The third thing I learned from my experience in El Salvador is that many of the European traditional practices that I know and love simply don’t connect with the people of that culture. Any idea that the traditional Latin Mass and Gregorian chant and Gothic architecture will save the world was ludicrous in that setting. What will save the world is the beauty and truth at the heart of the Mass, music that is offered in simplicity and beauty and reverence as the people are able and architecture and art that is from the heart and rooted in and informed by the great traditions of the church.

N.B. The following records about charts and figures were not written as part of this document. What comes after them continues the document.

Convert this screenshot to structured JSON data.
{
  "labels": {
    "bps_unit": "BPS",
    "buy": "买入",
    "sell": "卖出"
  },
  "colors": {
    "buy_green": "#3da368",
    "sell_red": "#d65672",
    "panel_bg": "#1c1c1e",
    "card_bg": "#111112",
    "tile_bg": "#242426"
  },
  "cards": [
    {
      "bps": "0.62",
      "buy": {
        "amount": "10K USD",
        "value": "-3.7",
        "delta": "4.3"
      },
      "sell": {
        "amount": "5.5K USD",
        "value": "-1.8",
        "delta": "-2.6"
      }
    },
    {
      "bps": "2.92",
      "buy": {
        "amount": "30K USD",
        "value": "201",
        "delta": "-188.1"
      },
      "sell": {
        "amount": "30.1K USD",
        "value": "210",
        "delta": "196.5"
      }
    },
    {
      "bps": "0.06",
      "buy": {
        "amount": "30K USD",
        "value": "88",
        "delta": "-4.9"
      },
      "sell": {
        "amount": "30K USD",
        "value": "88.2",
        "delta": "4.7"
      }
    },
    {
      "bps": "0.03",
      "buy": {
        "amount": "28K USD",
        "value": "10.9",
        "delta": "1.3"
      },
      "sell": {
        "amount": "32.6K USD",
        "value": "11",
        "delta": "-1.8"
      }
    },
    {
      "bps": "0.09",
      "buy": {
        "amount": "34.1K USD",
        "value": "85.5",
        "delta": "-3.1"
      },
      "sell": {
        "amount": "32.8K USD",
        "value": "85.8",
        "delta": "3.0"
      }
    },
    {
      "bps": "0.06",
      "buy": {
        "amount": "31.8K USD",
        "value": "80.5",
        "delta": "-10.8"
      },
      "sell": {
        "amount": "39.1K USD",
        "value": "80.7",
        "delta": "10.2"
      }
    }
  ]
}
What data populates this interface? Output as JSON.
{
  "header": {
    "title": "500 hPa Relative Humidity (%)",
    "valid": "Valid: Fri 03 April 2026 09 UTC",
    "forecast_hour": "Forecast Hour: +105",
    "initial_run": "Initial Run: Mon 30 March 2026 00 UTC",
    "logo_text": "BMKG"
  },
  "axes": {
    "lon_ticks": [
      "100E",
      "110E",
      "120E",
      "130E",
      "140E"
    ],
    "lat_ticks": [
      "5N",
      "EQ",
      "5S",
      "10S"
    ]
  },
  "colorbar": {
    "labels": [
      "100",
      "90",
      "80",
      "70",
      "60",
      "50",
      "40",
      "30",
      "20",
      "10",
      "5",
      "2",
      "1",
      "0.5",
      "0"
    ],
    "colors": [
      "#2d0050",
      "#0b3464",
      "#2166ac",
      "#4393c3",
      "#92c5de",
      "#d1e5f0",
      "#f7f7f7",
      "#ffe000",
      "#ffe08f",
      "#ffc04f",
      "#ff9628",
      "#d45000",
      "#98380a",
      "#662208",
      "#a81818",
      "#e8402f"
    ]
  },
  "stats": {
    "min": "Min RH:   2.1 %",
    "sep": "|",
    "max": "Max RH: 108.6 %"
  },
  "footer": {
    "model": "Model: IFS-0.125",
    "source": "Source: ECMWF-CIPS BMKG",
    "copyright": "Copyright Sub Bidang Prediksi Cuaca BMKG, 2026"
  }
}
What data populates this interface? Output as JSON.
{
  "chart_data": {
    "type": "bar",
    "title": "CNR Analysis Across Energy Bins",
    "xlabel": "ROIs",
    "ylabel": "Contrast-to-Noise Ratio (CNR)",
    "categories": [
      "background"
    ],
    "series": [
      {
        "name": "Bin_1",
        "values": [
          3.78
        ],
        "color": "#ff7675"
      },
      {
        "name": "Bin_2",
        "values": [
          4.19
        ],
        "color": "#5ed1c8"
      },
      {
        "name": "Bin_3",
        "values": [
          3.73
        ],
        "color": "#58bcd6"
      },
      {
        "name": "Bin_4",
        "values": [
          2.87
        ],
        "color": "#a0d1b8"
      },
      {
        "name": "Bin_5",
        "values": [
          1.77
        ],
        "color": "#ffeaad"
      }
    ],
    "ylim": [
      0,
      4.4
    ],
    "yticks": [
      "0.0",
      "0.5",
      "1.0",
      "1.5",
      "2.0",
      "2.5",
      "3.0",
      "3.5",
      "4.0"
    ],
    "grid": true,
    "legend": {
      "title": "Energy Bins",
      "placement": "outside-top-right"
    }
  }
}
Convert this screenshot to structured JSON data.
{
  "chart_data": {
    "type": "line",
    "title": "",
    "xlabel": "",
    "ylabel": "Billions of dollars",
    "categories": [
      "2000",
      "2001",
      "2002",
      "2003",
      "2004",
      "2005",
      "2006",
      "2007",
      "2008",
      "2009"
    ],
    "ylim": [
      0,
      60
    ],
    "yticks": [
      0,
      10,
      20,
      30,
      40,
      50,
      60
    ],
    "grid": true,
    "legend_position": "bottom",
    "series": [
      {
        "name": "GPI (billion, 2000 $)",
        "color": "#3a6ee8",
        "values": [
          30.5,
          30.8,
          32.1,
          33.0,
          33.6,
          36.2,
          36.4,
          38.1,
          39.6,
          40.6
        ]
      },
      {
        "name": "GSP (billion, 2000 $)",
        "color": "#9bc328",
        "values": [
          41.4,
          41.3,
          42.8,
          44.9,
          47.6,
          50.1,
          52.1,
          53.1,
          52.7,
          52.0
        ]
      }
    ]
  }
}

It was interesting to see, for example, that the village church was built in a traditional style with Nave, aisles, apse and porch, but it was done so with local materials–pre formed concrete, stone and tiles with a tin roof. Likewise the music, statuary, vestments and sacred vessels were informed by the great tradition, but were provided in a medium, style and materials appropriate to the locality and culture.
The fourth thing I was aware of in El Salvador is the extreme gap between rich and poor and the very real struggle the poor have been engaged in for hundreds of years. In many parts of the developing world the real economic system is feudalism. A vast portion of the land and wealth is owned by a few powerful families. The poor are often driven from the land into the cities. The Catholic Church has been in the middle of this struggle with a bitter division being part of what it means to be Catholic in Central and South America.
We visited the poor in the slums of San Salvador city. We visit the rural poor and the disabled and disenfranchised. We also visited the wealthy and saw how many of them are working with and for the poor as they too strive to live out their faith. All of this elemental struggle was woven into the heart of Catholicism in their world in a way that it is not in the USA. Again–this is not a criticism, but an observation.
Consequently, I’m fine with Pope Francis. When I see him I see some of the hard working, local and solid priests I met in El Salvador. I see the example of the majority of Catholic priests around the world–hard working men living honest and simple lives in service of the Lord–providing beautiful worship informed by the great tradition in a way that is accessible and real for their people.
If it isn’t as grand or as splendid and awesome as I might prefer…then I’m learning and I’m glad to do so.